[Ndn-interest] NDN Load Balancing and Alternative Path

GTS gts at ics.uci.edu
Mon Apr 24 22:47:13 PDT 2017


My $.02:

On 4/24/17 7:58 PM, Junxiao Shi wrote:
> Hi Boubakr
>
> Yes, load balancing and usage of alternate paths apply to Interest 
> forwarding only, while Data simply follows the reverse of an Interest. 
> There is no "consumer address" in the Data, so that there is no way to 
> send the Data on another path.
> The consumer is ultimately responsible for retrieving the Data it 
> wants. If there is a link failure, the downstream (consumer or 
> otherwise) can retransmit the Interest, in order to reach a node that 
> has the Data (either producer or cache).

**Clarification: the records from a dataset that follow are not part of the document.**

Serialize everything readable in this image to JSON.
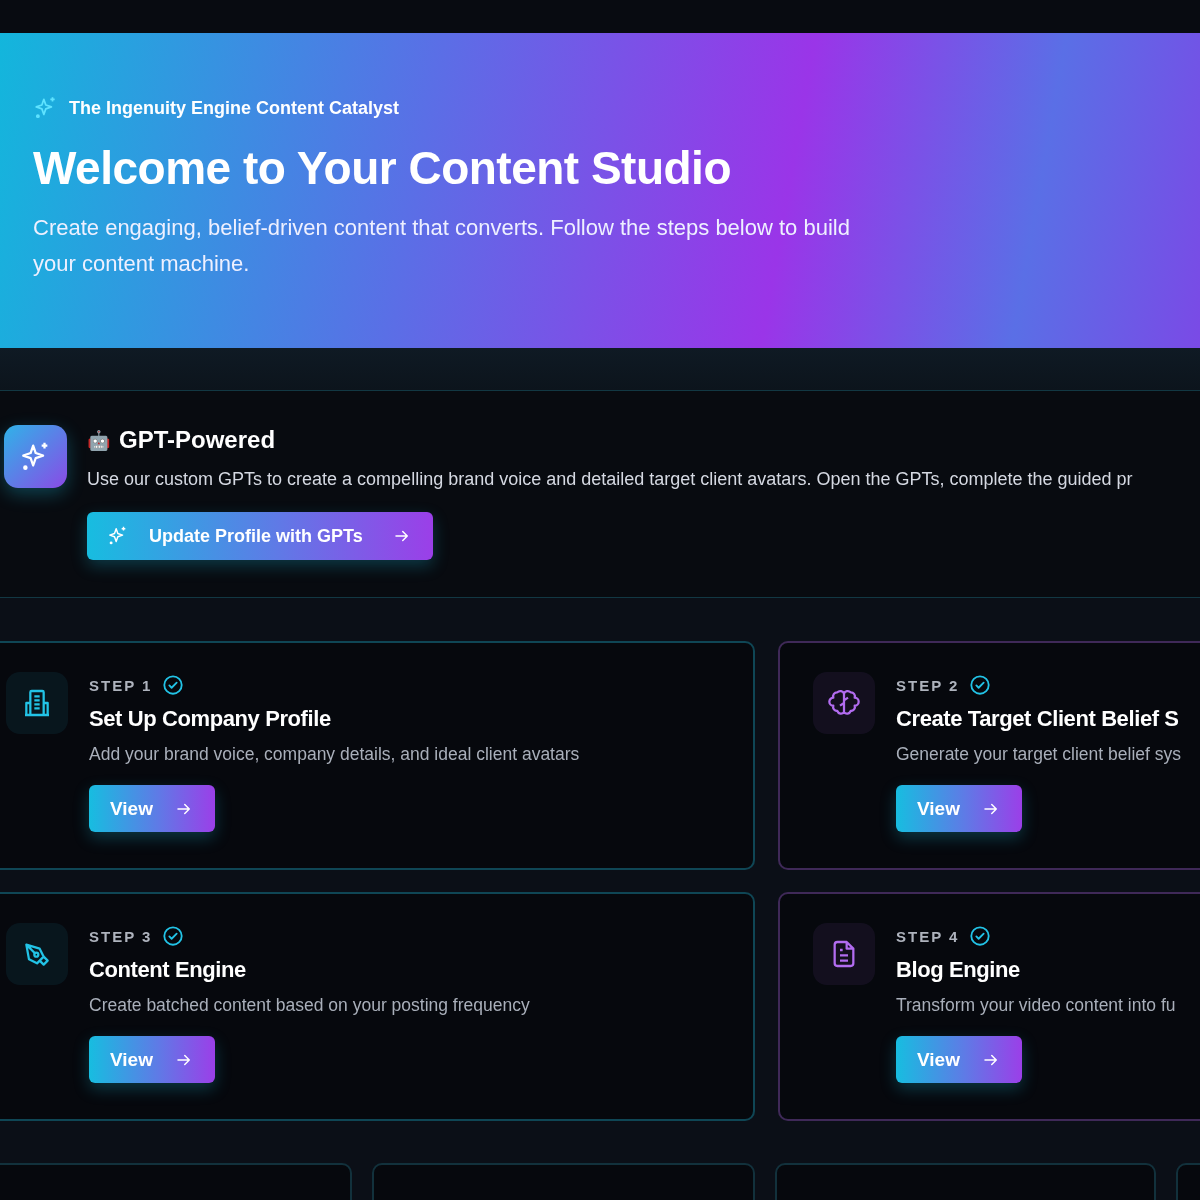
{
  "hero": {
    "eyebrow": "The Ingenuity Engine Content Catalyst",
    "title": "Welcome to Your Content Studio",
    "subtitle": "Create engaging, belief-driven content that converts. Follow the steps below to build your content machine."
  },
  "gpt_panel": {
    "emoji": "🤖",
    "title": "GPT-Powered",
    "description": "Use our custom GPTs to create a compelling brand voice and detailed target client avatars. Open the GPTs, complete the guided pr",
    "button": "Update Profile with GPTs"
  },
  "steps": [
    {
      "step": "STEP 1",
      "completed": true,
      "title": "Set Up Company Profile",
      "description": "Add your brand voice, company details, and ideal client avatars",
      "button": "View",
      "color": "#22c3e6"
    },
    {
      "step": "STEP 2",
      "completed": true,
      "title": "Create Target Client Belief S",
      "description": "Generate your target client belief sys",
      "button": "View",
      "color": "#b26cf0"
    },
    {
      "step": "STEP 3",
      "completed": true,
      "title": "Content Engine",
      "description": "Create batched content based on your posting frequency",
      "button": "View",
      "color": "#22c3e6"
    },
    {
      "step": "STEP 4",
      "completed": true,
      "title": "Blog Engine",
      "description": "Transform your video content into fu",
      "button": "View",
      "color": "#b26cf0"
    }
  ]
}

It is also downstream's 
> responsibility to load balance its Interests among multiple paths, in 
> reaction to congestion marks.

> You may have seen schemes that add a return address to Data packets. 
> Such schemes would not work with Interest aggregation: if the Data is 
> routed via an alternate path according to the return address, other 
> consumers whose Interests have been aggregated could not receive the 
> Data because the Data no longer passes through the node that performed 
> the aggregation.
That's correct.
Some of these schemes do not use the PIT at all, e.g., 
https://arxiv.org/abs/1512.07755 (to appear at IEEE ICCCN 2017).
No surprise then that "no PIT entry" implies "no interest aggregation".

IMHO, interest aggregation is a very appealing feature, in principle. 
However, I wonder if there is any solid (for some definition
of "solid") published evidence of interest aggregation occurring with 
non-negligible frequency under realistic traffic
scenarios and thus saving bandwidth, reducing latency, etc, etc.